Geilenkirchen: Klassische Kompositionen zum Abschied von Matthias Küster

Geilenkirchen: Klassische Kompositionen zum Abschied von Matthias Küster

Man konnte sehr gut sehen, wie sehr sich Matthias Küsters über den Abend in der Turnhalle „seines“ Bischöflichen Gymnasiums St. Ursula freute. Denn zum traditionellen Sommerkonzert machte ihm die 150-köpfige Big Band der Schule am Markt ein ganz besonderes Abschiedsgeschenk: Klassische Jazz- und Swing-Kompositionen vom Allerfeinsten.

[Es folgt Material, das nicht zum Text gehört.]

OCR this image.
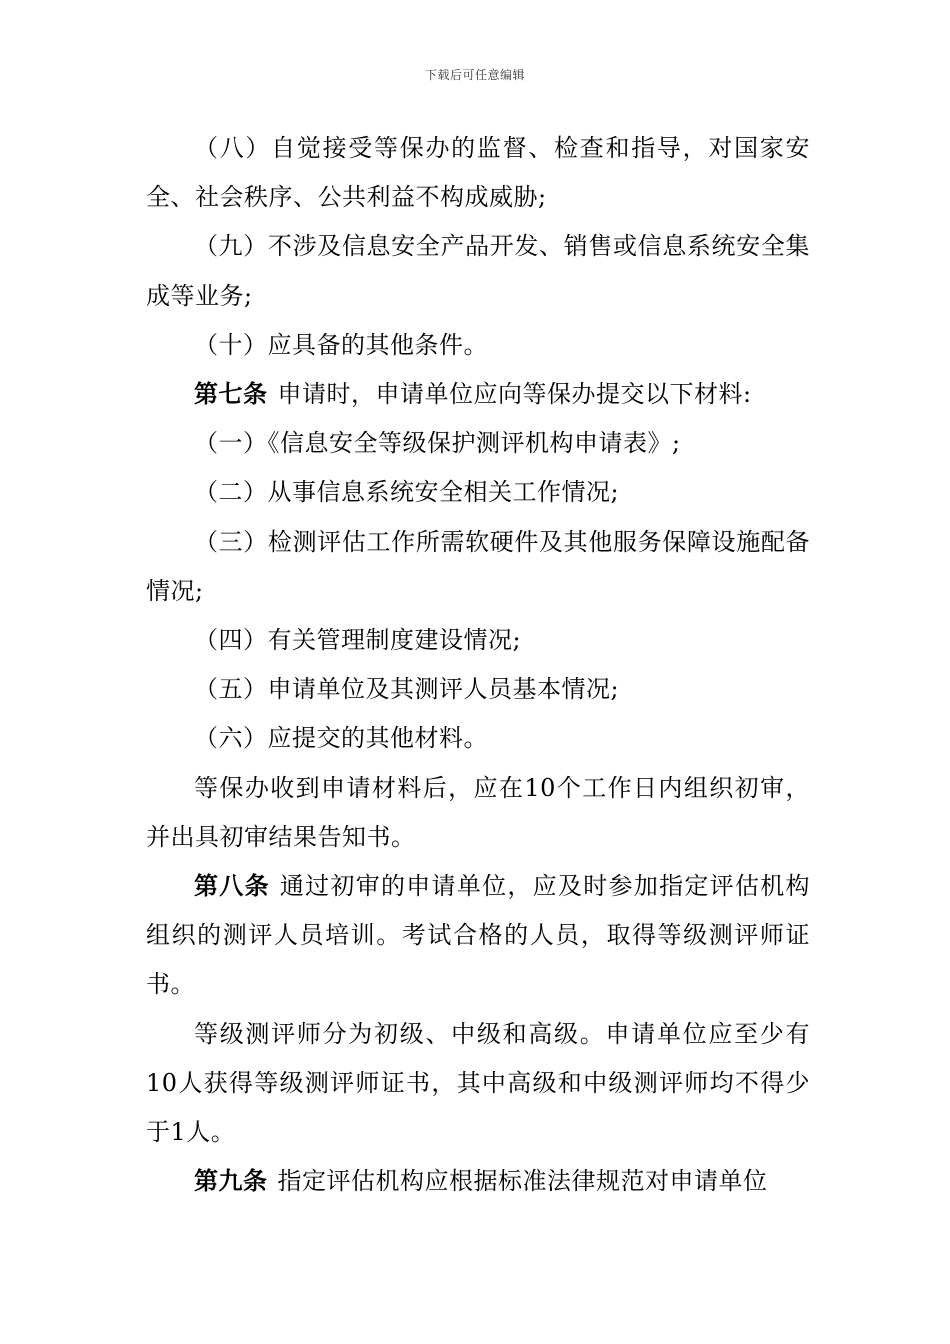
下载后可任意编辑

（八）自觉接受等保办的监督、检查和指导，对国家安全、社会秩序、公共利益不构成威胁;

（九）不涉及信息安全产品开发、销售或信息系统安全集成等业务;

（十）应具备的其他条件。

第七条 申请时，申请单位应向等保办提交以下材料:

（一）《信息安全等级保护测评机构申请表》;

（二）从事信息系统安全相关工作情况;

（三）检测评估工作所需软硬件及其他服务保障设施配备情况;

（四）有关管理制度建设情况;

（五）申请单位及其测评人员基本情况;

（六）应提交的其他材料。

等保办收到申请材料后，应在10个工作日内组织初审，并出具初审结果告知书。

第八条 通过初审的申请单位，应及时参加指定评估机构组织的测评人员培训。考试合格的人员，取得等级测评师证书。

等级测评师分为初级、中级和高级。申请单位应至少有10人获得等级测评师证书，其中高级和中级测评师均不得少于1人。

第九条 指定评估机构应根据标准法律规范对申请单位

Das nahm der zum Schuljahresende in den wohlverdienten Ruhestand wechselnde Oberstudiendirektor natürlich gerne an und genoss den Abend in vollen Zügen. Bevor die jungen Damen und Herren des brillanten Orchesters unter der hervorragenden Leitung von Leo Jansen antraten, durften sich die Mitglieder des Vokalpraktischen Kurses (VOK) unter der bewährten Leitung von Brigitte Reymer als Eisbrecher des Abends beweisen.

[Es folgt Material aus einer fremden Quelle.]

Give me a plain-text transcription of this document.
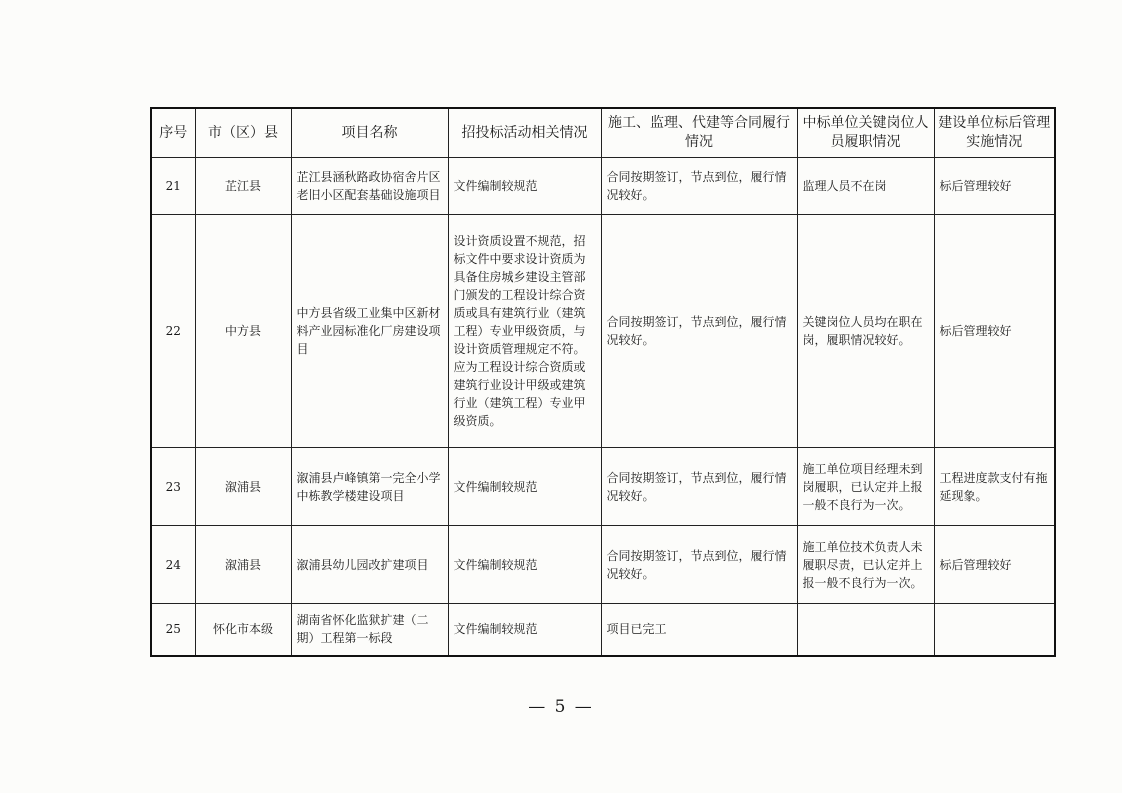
序号	市（区）县	项目名称	招投标活动相关情况	施工、监理、代建等合同履行情况	中标单位关键岗位人员履职情况	建设单位标后管理实施情况
21	芷江县	芷江县涵秋路政协宿舍片区老旧小区配套基础设施项目	文件编制较规范	合同按期签订，节点到位，履行情况较好。	监理人员不在岗	标后管理较好
22	中方县	中方县省级工业集中区新材料产业园标准化厂房建设项目	设计资质设置不规范，招标文件中要求设计资质为具备住房城乡建设主管部门颁发的工程设计综合资质或具有建筑行业（建筑工程）专业甲级资质，与设计资质管理规定不符。应为工程设计综合资质或建筑行业设计甲级或建筑行业（建筑工程）专业甲级资质。	合同按期签订，节点到位，履行情况较好。	关键岗位人员均在职在岗，履职情况较好。	标后管理较好
23	溆浦县	溆浦县卢峰镇第一完全小学中栋教学楼建设项目	文件编制较规范	合同按期签订，节点到位，履行情况较好。	施工单位项目经理未到岗履职，已认定并上报一般不良行为一次。	工程进度款支付有拖延现象。
24	溆浦县	溆浦县幼儿园改扩建项目	文件编制较规范	合同按期签订，节点到位，履行情况较好。	施工单位技术负责人未履职尽责，已认定并上报一般不良行为一次。	标后管理较好
25	怀化市本级	湖南省怀化监狱扩建（二期）工程第一标段	文件编制较规范	项目已完工		
— 5 —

Immer für einen Ohrwurm gut präsentierte sich die Big Band beim Sommerkonzert des Bischöflichen Gymnasiums St. Ursula Geilenkirchen in allerbester Spiellaune. Foto: Markus Bienwald

Herrschten bei früheren Sommerkonzerten teils tropische Temperaturen in der eigens zum Konzertsaal umgenutzten Turnhalle, sorgte dieses Mal eher kühles Wetter für nicht so sommerliche Stimmung. Die war aber sofort da, als der VOK mit „Swing the Prelude“, basierend auf Carpenters „Te Deum“ begann. Einen kleinen Schritt in Richtung Sommerferien wagten die jungen Sängerinnen und Sänger mit dem heiteren „Wenn jetzt schon Juli wär‘“ von den Wiseguys.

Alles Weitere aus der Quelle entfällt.